New Normal. Il punto di partenza è il grado di cambiamento introdotto dal corso economico indentificato come “new normal” ovvero di tassi di sviluppo più moderati dopo la crisi finanziaria del 2008, aventi oggetto un lungo periodo di deleveraging. La nuova regolamentazione ed i modelli di controllo della leva finanziaria, principalmente nel sistema bancario, hanno condizionato l’espansione del credito privato e rallentato le aree di sviluppo. Per compensare questa realtà regolamentare, il ruolo di generatori di liquidità è stato delegato alle banche centrali attraverso politiche monetarie convenzionali e non. Ora serve capire quanto siano cambiate le prospettive alla luce di questo scenario e soprattutto delinearne il potenziale trend di sviluppo.
Potenziale crescita in Asia. Secondo gli economisti, l’Asia rimane la regione con più potenzialità di crescita anche nei prossimi anni. La moderazione dei tassi di sviluppo trovano comunque motivo in una crescita più lenta della popolazione in età lavorativa in molti paesi, oltre a fattori strutturali quali l’aumento dello stock di capitale e la produttività totale dei fattori produttivi. Rispetto ai due precedenti cicli economici, prima e dopo la recessione globale, ci si aspetta che Sud Corea, Tailandia e Singapore vedano un declino più forte nel potenziale di crescita nei prossimi anni, mentre Malesia, Indonesia, Filippine e India possano mantenere un buon trend. Secondo le recenti analisi la Cina, quale soggetto più influente, dovrebbe rimanere l’economia a più rapida crescita con tassi di espansione tendenziale di circa il 6,7% da qui al 2020.
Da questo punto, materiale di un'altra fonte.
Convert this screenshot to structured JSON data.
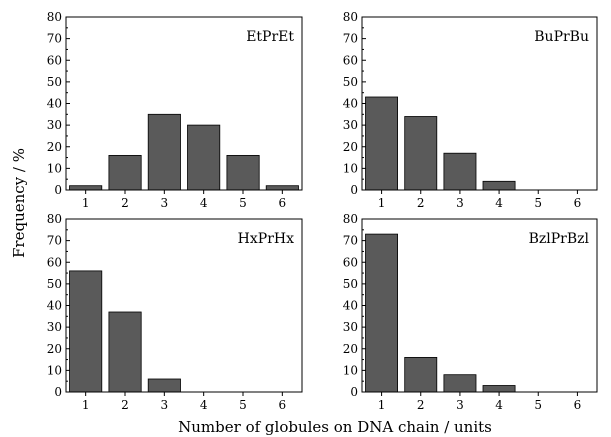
{
  "figure": {
    "ylabel": "Frequency / %",
    "xlabel": "Number of globules on DNA chain / units"
  },
  "colors": {
    "bar_fill": "#5a5a5a",
    "bar_stroke": "#000000",
    "axis": "#000000",
    "background": "#ffffff"
  },
  "chart_data": [
    {
      "type": "bar",
      "label": "EtPrEt",
      "categories": [
        "1",
        "2",
        "3",
        "4",
        "5",
        "6"
      ],
      "values": [
        2,
        16,
        35,
        30,
        16,
        2
      ],
      "ylim": [
        0,
        80
      ],
      "yticks": [
        0,
        10,
        20,
        30,
        40,
        50,
        60,
        70,
        80
      ]
    },
    {
      "type": "bar",
      "label": "BuPrBu",
      "categories": [
        "1",
        "2",
        "3",
        "4",
        "5",
        "6"
      ],
      "values": [
        43,
        34,
        17,
        4,
        0,
        0
      ],
      "ylim": [
        0,
        80
      ],
      "yticks": [
        0,
        10,
        20,
        30,
        40,
        50,
        60,
        70,
        80
      ]
    },
    {
      "type": "bar",
      "label": "HxPrHx",
      "categories": [
        "1",
        "2",
        "3",
        "4",
        "5",
        "6"
      ],
      "values": [
        56,
        37,
        6,
        0,
        0,
        0
      ],
      "ylim": [
        0,
        80
      ],
      "yticks": [
        0,
        10,
        20,
        30,
        40,
        50,
        60,
        70,
        80
      ]
    },
    {
      "type": "bar",
      "label": "BzlPrBzl",
      "categories": [
        "1",
        "2",
        "3",
        "4",
        "5",
        "6"
      ],
      "values": [
        73,
        16,
        8,
        3,
        0,
        0
      ],
      "ylim": [
        0,
        80
      ],
      "yticks": [
        0,
        10,
        20,
        30,
        40,
        50,
        60,
        70,
        80
      ]
    }
  ]
}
Tassi di cambio. La capacità di individuare un trend di tassi potenziali di crescita economica ‘corretti’, trova una sua ragione nell’interpretare le mosse di politica monetaria delle banche centrali e nello stabilire tassi di cambio in equilibrio. Infatti il calcolo teorico di un Real Effective Exchange Rate (REER), tasso di cambio coerente con le diverse velocità potenziale di crescita economica, deve fare affidamento comunque alla produttività totale dei fattori: i paesi con una maggiore produttività dovrebbero vedere un apprezzamento più veloce dei loro tassi di cambio reali effettivi. Nell’attuale valutazione del potenziale disallineamento delle valute, è stato il caso di Singapore, Corea del Sud, Filippine e Cina nel corso degli ultimi anni; il Baht tailandese si è apprezzato meno della crescita implicita di produttività, mentre Indonesia, India e Malesia hanno visto i loro REER deprezzarsi.
Flussi commerciali. Secondo gli analisti finanziari molto è stato fatto in termini di riaggiustamento dei tassi di crescita potenziale in Asia, anche se fattori quali scelte di politica fiscale, velocità delle riforme strutturali e rischio inflazione, rimangono elementi determinanti nei risultati e delle possibili azioni tattiche monetarie. La Cina ad esempio nel suo piano di sviluppo non solo sta procedendo a compensare le mancate esportazioni con la necessità di creare le condizioni per maggiori consumi interni e servizi, ma di fare altrettanto sulle importazioni, soprattutto di materie prime, cercando di investire sul proprio territorio per esserne meno dipendente dall’esterno. Processi che trovano mutamenti sostanziali nei flussi commerciali e nei rapporti valutari futuri.